CosineAnnealingMomentum¶
- class mmengine.optim.CosineAnnealingMomentum(optimizer, *args, **kwargs)[源代码]¶
Set the momentum of each parameter group using a cosine annealing schedule, where \(\eta_{max}\) is set to the initial value and \(T_{cur}\) is the number of epochs since the last restart in SGDR:
\[\begin{split}\begin{aligned} \eta_t & = \eta_{min} + \frac{1}{2}(\eta_{max} - \eta_{min})\left(1 + \cos\left(\frac{T_{cur}}{T_{max}}\pi\right)\right), & T_{cur} \neq (2k+1)T_{max}; \\ \eta_{t+1} & = \eta_{t} + \frac{1}{2}(\eta_{max} - \eta_{min}) \left(1 - \cos\left(\frac{1}{T_{max}}\pi\right)\right), & T_{cur} = (2k+1)T_{max}. \end{aligned}\end{split}\]Notice that because the schedule is defined recursively, the momentum can be simultaneously modified outside this scheduler by other operators. If the momentum is set solely by this scheduler, the momentum at each step becomes:
\[\eta_t = \eta_{min} + \frac{1}{2}(\eta_{max} - \eta_{min})\left(1 + \cos\left(\frac{T_{cur}}{T_{max}}\pi\right)\right)\]It has been proposed in SGDR: Stochastic Gradient Descent with Warm Restarts. Note that this only implements the cosine annealing part of SGDR, and not the restarts.
- 参数:
optimizer (Optimizer or OptimWrapper) – optimizer or Wrapped optimizer.
T_max (int) – Maximum number of iterations.
eta_min (float) – Minimum momentum value. Defaults to None.
begin (int) – Step at which to start updating the momentum. Defaults to 0.
end (int) – Step at which to stop updating the momentum. Defaults to INF.
last_step (int) – The index of last step. Used for resume without state dict. Defaults to -1.

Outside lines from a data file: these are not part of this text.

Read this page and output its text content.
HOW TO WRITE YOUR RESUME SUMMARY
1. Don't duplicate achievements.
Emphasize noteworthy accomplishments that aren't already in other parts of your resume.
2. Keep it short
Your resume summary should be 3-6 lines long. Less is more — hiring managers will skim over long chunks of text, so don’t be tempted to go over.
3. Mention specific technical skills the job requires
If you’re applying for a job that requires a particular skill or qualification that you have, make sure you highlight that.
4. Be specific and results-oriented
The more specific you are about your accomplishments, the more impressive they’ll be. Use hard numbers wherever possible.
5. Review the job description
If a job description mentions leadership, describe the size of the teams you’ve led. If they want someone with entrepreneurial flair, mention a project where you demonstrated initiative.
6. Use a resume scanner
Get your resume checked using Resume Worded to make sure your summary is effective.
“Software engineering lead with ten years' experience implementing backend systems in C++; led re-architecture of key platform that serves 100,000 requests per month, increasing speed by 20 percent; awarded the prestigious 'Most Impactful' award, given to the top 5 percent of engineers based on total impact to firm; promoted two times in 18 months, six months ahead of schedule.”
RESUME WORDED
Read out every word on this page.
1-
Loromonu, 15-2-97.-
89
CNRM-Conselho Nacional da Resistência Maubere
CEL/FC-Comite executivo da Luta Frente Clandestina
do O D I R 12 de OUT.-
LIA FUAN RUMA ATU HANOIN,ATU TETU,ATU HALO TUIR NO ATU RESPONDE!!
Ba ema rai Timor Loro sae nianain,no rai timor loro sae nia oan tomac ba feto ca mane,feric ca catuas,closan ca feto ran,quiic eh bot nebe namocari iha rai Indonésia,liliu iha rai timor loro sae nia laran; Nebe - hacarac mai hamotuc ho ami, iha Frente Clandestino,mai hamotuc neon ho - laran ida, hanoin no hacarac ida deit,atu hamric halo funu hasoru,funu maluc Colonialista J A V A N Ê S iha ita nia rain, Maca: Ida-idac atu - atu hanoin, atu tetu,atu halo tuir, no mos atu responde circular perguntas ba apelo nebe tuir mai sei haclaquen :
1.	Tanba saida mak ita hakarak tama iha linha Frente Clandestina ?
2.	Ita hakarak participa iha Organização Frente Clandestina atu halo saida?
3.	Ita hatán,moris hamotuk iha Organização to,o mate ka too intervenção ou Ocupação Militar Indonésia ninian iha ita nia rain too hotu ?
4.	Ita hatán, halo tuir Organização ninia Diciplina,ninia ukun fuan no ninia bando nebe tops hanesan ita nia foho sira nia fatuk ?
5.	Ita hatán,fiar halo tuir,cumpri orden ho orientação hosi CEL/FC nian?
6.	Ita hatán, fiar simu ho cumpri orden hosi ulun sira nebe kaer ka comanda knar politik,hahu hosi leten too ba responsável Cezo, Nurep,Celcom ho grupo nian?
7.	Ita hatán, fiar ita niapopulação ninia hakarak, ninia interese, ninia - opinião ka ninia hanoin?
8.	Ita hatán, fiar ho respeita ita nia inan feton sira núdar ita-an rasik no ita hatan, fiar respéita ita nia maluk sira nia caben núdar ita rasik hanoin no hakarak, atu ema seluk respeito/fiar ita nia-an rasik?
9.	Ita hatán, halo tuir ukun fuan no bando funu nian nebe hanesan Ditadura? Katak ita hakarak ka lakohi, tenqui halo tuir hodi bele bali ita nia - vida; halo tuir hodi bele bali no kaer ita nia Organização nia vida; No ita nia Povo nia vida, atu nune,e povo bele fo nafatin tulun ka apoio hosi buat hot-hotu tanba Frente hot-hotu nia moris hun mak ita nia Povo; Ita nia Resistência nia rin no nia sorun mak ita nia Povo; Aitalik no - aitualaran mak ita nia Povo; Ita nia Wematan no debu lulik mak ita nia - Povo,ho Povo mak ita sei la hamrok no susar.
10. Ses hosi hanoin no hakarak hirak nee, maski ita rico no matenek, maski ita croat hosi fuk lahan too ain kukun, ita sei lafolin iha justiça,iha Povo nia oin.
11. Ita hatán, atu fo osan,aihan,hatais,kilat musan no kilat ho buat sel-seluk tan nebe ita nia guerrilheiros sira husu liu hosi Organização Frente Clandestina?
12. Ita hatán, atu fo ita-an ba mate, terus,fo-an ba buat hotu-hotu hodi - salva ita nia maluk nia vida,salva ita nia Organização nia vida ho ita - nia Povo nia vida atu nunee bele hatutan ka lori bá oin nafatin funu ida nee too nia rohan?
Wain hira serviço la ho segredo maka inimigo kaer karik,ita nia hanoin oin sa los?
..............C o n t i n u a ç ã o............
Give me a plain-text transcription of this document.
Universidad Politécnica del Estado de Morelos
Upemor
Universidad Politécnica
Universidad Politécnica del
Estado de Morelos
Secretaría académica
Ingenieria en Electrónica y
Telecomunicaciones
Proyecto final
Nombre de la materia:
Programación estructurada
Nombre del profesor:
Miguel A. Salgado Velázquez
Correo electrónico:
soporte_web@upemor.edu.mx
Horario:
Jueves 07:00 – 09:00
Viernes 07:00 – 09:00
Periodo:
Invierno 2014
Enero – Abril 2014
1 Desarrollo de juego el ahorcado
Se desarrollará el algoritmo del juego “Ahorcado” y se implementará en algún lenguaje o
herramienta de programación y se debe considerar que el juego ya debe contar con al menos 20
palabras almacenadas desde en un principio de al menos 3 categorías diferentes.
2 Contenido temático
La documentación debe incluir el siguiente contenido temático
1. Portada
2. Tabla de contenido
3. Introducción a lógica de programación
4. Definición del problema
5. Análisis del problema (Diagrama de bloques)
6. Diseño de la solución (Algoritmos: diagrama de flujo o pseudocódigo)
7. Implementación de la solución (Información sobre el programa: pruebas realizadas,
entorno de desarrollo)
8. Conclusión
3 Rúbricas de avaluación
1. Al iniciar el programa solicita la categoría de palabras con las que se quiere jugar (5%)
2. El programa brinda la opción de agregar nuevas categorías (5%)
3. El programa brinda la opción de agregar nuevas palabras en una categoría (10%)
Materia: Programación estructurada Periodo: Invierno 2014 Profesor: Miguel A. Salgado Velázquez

by_epoch (bool) – Whether the scheduled momentum is updated by epochs. Defaults to True.
verbose (bool) – Whether to print the momentum for each update. Defaults to False.
eta_min_ratio (float, optional) – The ratio of the minimum parameter value to the base parameter value. Either eta_min or eta_min_ratio should be specified. Defaults to None. New in version 0.3.2.